Negative rational number values represent multiple challenges for students. The shortcuts and rules that are often taught can feel nonsensical or random, and students may have internalized ideas about computation that are now challenged. For example, students may still believe that addition and multiplication always make things bigger. This is not necessarily true, and that realization is a big cognitive transition for students to make.

We know that integer computation is a challenging skill for many students to develop. It remains, even for some adults, a mystery of mathematics that equations like this one (⁻6 − ⁻8) with so many signs expressing a negative value, still yields a positive 2. After all, how can subtraction and two negative numbers possibly yield a positive result? For that matter, why does a negative multiplied by a negative give a positive product? However, our focus in this book is not on computation strategies but, rather, on making sense of problem situations.
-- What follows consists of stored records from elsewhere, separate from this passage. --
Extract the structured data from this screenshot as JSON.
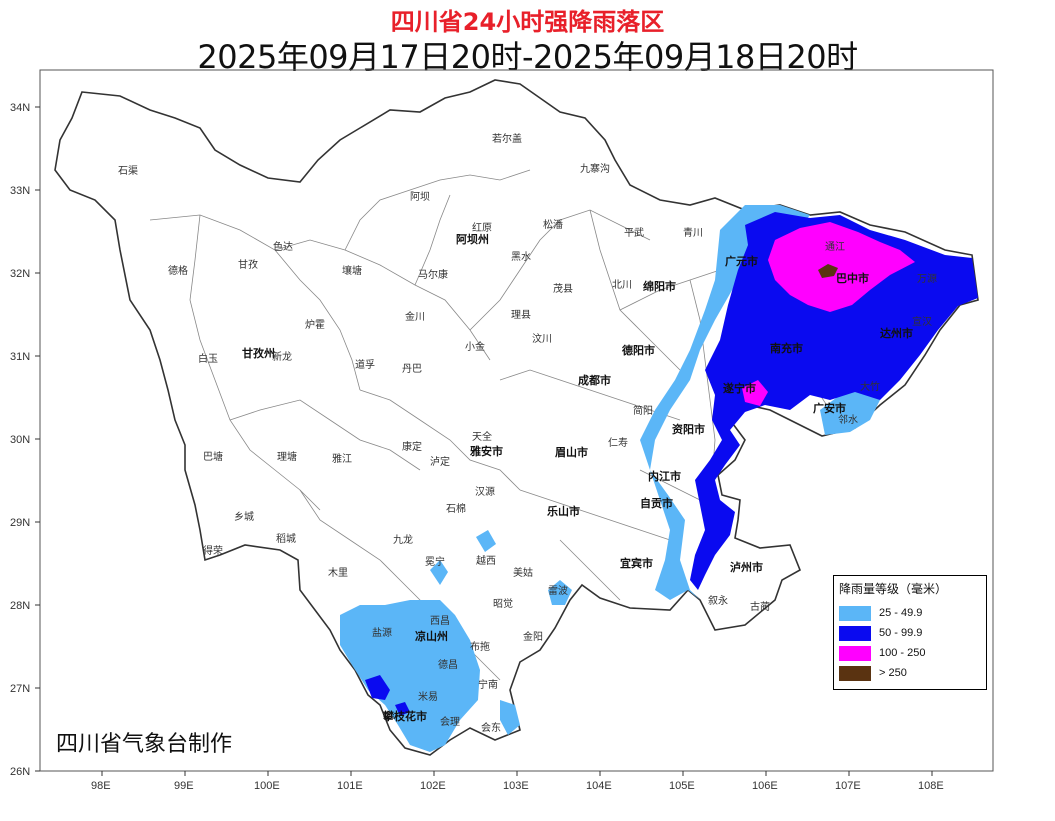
{
  "title": "四川省24小时强降雨落区",
  "subtitle": "2025年09月17日20时-2025年09月18日20时",
  "maker": "四川省气象台制作",
  "legend": {
    "title": "降雨量等级（毫米）",
    "items": [
      {
        "label": "25 - 49.9",
        "color": "#5bb6f7"
      },
      {
        "label": "50 - 99.9",
        "color": "#0a0af0"
      },
      {
        "label": "100 - 250",
        "color": "#ff00ff"
      },
      {
        "label": "> 250",
        "color": "#5a3311"
      }
    ]
  },
  "axes": {
    "lat_labels": [
      "34N",
      "33N",
      "32N",
      "31N",
      "30N",
      "29N",
      "28N",
      "27N",
      "26N"
    ],
    "lon_labels": [
      "98E",
      "99E",
      "100E",
      "101E",
      "102E",
      "103E",
      "104E",
      "105E",
      "106E",
      "107E",
      "108E"
    ]
  },
  "places": {
    "shiqu": "石渠",
    "ruoergai": "若尔盖",
    "jiuzhaigou": "九寨沟",
    "aba": "阿坝",
    "hongyuan": "红原",
    "songpan": "松潘",
    "pingwu": "平武",
    "qingchuan": "青川",
    "aba_zhou": "阿坝州",
    "dege": "德格",
    "ganzi": "甘孜",
    "seda": "色达",
    "rangtang": "壤塘",
    "maerkang": "马尔康",
    "heishui": "黑水",
    "maoxian": "茂县",
    "beichuan": "北川",
    "mianyang": "绵阳市",
    "jinchuan": "金川",
    "lixian": "理县",
    "luhuo": "炉霍",
    "baiyu": "白玉",
    "ganzi_zhou": "甘孜州",
    "xinlong": "新龙",
    "daofu": "道孚",
    "danba": "丹巴",
    "xiaojin": "小金",
    "wenchuan": "汶川",
    "chengdu": "成都市",
    "deyang": "德阳市",
    "batang": "巴塘",
    "litang": "理塘",
    "yajiang": "雅江",
    "kangding": "康定",
    "luding": "泸定",
    "tianquan": "天全",
    "yaan": "雅安市",
    "xiangcheng": "乡城",
    "daocheng": "稻城",
    "derong": "得荣",
    "jiulong": "九龙",
    "shimian": "石棉",
    "hanyuan": "汉源",
    "leshan": "乐山市",
    "muli": "木里",
    "mianning": "冕宁",
    "yuexi": "越西",
    "meigu": "美姑",
    "leibo": "雷波",
    "yanyuan": "盐源",
    "xichang": "西昌",
    "liangshan": "凉山州",
    "zhaojue": "昭觉",
    "butuo": "布拖",
    "jinyang": "金阳",
    "dechang": "德昌",
    "huili": "会理",
    "huidong": "会东",
    "ningnan": "宁南",
    "panzhihua": "攀枝花市",
    "miyi": "米易",
    "guangyuan": "广元市",
    "bazhong": "巴中市",
    "tongjiang": "通江",
    "wanyuan": "万源",
    "dazhou": "达州市",
    "xuanhan": "宣汉",
    "nanchong": "南充市",
    "guangan": "广安市",
    "suining": "遂宁市",
    "ziyang": "资阳市",
    "neijiang": "内江市",
    "zigong": "自贡市",
    "yibin": "宜宾市",
    "luzhou": "泸州市",
    "gulin": "古蔺",
    "xuyong": "叙永",
    "dazhu": "大竹",
    "linshui": "邻水",
    "meishan": "眉山市",
    "renshou": "仁寿",
    "jianyang": "简阳",
    "jianyang2": "简阳"
  }
}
We firmly believe that if students reason about the problem situation, they can not only find a solution pathway, but they are more likely to understand where the answer comes from and why it’s correct. Further, a deeper understanding of the structure of the problem situations and operations better prepares them to engage in mathematical modeling now as well as in future mathematics classes and into adulthood.
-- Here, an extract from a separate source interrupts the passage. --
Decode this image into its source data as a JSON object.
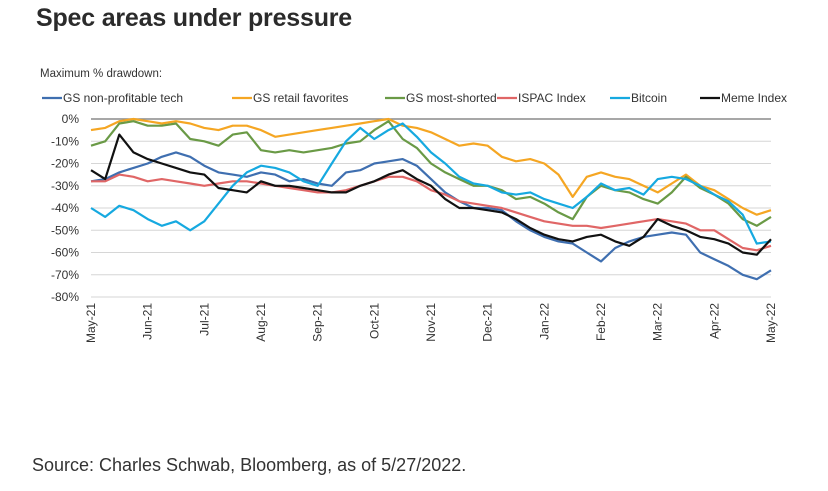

In each chapter, we will explore the problem situation first with fractions, decimals, and whole numbers. In the second half of each chapter, we introduce problem situations that include negative values. We also explore the symbols used in mathematics to describe a negative value. The negative symbol (−) actually has three different meanings (Stephan & Akyuz, 2012):

1 Subtraction: This symbol (−x), which children learn in elementary school, functions like a verb, an operator between the two values that come before and after the symbol.

2 Less than zero: In the middle grades, we introduce a symbol (−x) that distinguishes a negative from a positive number. In this case, the symbol functions more like an adjective. For example, the symbol in front of −5 describes a value that is 5 units less than zero. In contrast the symbol in front of +5 describes a value 5 units greater than zero.

3 The opposite: This use of the negative symbol (−x) conveys the idea of “the opposite,” or the additive inverse. In this respect, it toggles back and forth between positive and negative values. Reading −x as “the opposite of x” instead of as “negative x” communicates that −x represents the additive inverse of x. If the value of x is already negative, students are often confused by the outcome. For example, when x is −5, −x is the additive inverse of −5, or +5. How can a number that appears negative (−x) have a positive value (+5)?

Distinguishing among these three different uses of the negative symbol may help students recognize them in context and help them be more deliberate in their own use. Conventions about the use of negative numbers are not intuitive for students (Whitacre et al., 2014). They may initially use values and signs (magnitude and direction) in ways that make sense to them but that may or may not correspond to standard conventions (Kidd, 2007). The flashlight problem at the beginning of this chapter is typical. The student’s solution relied entirely on positive numbers and a subtraction operator to find the correct answer (10 − 2 = 8). This worked for the student likely because she recognized that the explorer never reached 0 to leave the cave. However, a more accurate equation for a problem situation that describes a descent and a climb out of a cave needs to include negative values to be accurate, as in ⁻10 + x = ⁻2. Does this matter? In this book we will make the case that it does matter. The incorrect equation given by this student may not be so much a “mistake” as it is a mistranslation of her understanding of the problem situation to a more accurate notation. We will return many more times to this idea of connecting the meaning of a problem situation to the various representations used to describe it.